Development of Receptor-targeting Radiopharmaceuticals

Various membrane receptors overexpressed in cancers are potential targets for diagnosis and therapy. These receptors include folate receptor, gastrin-releasing peptide receptor (GRPR), somatostatin receptor type 2 (Sstr2), C-X-C chemokine receptor type 4 (CXCR4) and melanocortin 1 receptor (MC1R). Our lab is actively developing radiopharmaceuticals targeting these receptors to improve diagnosis and radiotherapy of cancer.

Development of FAP-targeting Radiopharmaceuticals

Fibroblast activation protein (FAP), a transmembrane serine protease, is overexpressed in cancer associated fibroblasts (CAFs) in the stromal component of most carcinomas. Due to its absence or low expression level in normal tissues, FAP represents a promising cancer diagnostic marker and therapeutic target. Our lab is actively exploring the use of radiolabeled FAP-targeting pharmacophores for imaging and radiotherapy of cancer.

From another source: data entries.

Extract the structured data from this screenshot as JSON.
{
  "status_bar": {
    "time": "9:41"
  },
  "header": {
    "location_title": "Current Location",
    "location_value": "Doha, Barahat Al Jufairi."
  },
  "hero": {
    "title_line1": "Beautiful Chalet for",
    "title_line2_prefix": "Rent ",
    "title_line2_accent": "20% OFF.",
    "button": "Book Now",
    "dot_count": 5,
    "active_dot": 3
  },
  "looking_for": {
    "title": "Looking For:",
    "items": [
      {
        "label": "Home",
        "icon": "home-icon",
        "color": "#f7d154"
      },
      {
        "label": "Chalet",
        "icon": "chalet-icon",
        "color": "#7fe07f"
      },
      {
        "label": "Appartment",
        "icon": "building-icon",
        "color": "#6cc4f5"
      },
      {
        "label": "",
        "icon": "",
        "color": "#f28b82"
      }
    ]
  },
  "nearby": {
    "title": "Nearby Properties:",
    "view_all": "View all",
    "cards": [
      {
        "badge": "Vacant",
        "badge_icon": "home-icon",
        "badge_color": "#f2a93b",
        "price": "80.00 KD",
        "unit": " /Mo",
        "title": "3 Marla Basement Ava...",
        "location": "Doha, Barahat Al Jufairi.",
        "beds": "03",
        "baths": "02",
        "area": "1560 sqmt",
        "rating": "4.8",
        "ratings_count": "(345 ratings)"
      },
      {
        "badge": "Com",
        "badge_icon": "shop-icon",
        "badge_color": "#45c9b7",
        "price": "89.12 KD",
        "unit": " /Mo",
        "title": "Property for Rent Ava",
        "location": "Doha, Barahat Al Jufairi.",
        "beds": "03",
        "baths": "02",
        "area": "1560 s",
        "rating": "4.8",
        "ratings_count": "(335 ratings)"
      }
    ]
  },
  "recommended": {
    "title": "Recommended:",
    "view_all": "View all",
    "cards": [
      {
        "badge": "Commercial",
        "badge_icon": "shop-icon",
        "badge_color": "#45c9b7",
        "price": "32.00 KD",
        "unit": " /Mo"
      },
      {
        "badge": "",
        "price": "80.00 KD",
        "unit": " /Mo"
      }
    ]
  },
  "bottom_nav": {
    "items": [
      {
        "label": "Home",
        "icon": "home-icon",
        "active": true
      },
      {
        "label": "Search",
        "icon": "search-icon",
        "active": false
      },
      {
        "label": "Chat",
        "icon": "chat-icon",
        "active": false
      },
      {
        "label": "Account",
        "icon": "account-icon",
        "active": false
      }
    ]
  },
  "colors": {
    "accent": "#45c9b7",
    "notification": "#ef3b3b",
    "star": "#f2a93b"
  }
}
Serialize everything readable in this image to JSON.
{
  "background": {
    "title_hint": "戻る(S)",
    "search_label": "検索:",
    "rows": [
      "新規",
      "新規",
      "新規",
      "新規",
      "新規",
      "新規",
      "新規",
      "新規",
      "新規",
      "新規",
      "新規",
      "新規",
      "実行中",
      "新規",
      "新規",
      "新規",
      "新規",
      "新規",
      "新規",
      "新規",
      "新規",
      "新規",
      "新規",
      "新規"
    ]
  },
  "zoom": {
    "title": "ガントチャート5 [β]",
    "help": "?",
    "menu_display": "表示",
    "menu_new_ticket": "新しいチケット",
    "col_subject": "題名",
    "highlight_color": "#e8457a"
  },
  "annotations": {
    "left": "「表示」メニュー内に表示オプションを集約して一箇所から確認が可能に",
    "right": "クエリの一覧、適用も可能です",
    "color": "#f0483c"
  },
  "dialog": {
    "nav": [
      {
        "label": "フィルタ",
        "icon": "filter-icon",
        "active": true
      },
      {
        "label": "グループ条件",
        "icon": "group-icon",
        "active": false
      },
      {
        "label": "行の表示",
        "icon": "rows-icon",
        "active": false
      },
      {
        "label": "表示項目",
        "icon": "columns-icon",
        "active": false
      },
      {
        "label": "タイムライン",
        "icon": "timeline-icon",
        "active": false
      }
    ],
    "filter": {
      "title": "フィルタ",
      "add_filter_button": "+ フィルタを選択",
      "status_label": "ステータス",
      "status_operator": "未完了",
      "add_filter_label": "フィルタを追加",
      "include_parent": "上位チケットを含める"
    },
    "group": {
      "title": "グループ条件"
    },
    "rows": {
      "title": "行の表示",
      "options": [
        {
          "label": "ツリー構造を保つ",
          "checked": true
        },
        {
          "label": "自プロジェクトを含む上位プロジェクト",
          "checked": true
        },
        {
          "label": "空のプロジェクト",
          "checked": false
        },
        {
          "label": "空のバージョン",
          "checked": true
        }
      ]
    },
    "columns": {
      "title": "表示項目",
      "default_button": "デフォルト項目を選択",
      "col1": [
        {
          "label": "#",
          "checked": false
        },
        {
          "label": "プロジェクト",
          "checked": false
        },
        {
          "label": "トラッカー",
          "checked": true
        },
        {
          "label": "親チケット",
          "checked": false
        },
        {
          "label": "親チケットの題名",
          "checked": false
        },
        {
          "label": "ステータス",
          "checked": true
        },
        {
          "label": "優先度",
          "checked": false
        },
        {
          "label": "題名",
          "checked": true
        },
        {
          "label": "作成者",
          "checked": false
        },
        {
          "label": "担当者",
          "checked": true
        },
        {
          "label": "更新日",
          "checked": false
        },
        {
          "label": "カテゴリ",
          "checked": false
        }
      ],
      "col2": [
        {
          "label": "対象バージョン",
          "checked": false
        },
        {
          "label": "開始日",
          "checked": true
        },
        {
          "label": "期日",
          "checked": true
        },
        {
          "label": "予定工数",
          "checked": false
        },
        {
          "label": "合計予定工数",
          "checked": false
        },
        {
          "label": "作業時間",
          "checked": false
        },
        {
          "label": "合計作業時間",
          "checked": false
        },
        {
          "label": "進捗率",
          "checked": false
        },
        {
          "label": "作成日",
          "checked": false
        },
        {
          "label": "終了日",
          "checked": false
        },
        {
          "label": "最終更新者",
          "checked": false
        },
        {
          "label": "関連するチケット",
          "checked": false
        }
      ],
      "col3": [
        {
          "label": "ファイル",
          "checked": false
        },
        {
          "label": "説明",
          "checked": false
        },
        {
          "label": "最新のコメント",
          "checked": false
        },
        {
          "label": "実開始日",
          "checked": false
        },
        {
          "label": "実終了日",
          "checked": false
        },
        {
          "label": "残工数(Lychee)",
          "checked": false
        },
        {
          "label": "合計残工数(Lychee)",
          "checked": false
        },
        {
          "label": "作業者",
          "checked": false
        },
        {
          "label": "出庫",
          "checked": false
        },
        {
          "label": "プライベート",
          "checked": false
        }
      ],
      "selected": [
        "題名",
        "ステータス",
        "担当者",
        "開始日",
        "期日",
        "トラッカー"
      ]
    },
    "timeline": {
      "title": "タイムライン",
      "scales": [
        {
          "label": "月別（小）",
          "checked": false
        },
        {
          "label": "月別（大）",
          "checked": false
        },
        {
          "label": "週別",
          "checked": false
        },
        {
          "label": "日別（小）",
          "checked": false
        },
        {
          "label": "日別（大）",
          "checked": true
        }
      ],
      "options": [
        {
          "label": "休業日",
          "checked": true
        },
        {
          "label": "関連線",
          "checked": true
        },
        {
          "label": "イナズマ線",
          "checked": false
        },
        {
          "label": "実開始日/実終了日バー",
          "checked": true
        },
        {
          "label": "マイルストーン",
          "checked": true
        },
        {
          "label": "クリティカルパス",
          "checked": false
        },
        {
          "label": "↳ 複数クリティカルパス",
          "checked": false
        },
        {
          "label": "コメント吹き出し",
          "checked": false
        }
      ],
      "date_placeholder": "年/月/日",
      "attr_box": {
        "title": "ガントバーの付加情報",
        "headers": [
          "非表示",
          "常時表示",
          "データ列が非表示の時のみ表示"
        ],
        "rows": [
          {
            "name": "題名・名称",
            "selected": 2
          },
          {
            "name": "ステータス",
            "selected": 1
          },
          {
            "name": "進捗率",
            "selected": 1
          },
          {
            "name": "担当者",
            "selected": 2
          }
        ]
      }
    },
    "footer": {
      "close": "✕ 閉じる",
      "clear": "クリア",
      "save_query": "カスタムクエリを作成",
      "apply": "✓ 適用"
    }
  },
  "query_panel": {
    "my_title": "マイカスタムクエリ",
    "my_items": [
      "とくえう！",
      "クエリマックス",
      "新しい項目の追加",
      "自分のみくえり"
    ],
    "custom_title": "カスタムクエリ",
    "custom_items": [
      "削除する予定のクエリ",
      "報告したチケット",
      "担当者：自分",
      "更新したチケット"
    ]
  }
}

Cleavable Linkers to Reduce Kidney Uptake of Peptide Radiopharmaceuticals

Radiolabeled peptides are promising pharmaceuticals for cancer diagnosis and therapy. However, high kidney uptake of peptide radiopharmaceuticals is frequently observed due to specific and/or nonspecific interactions. High kidney uptake of radiopharmaceuticals hinders the detection of cancer lesions adjacent to kidneys, and reduces the therapeutic dose which can be safely administered into patients.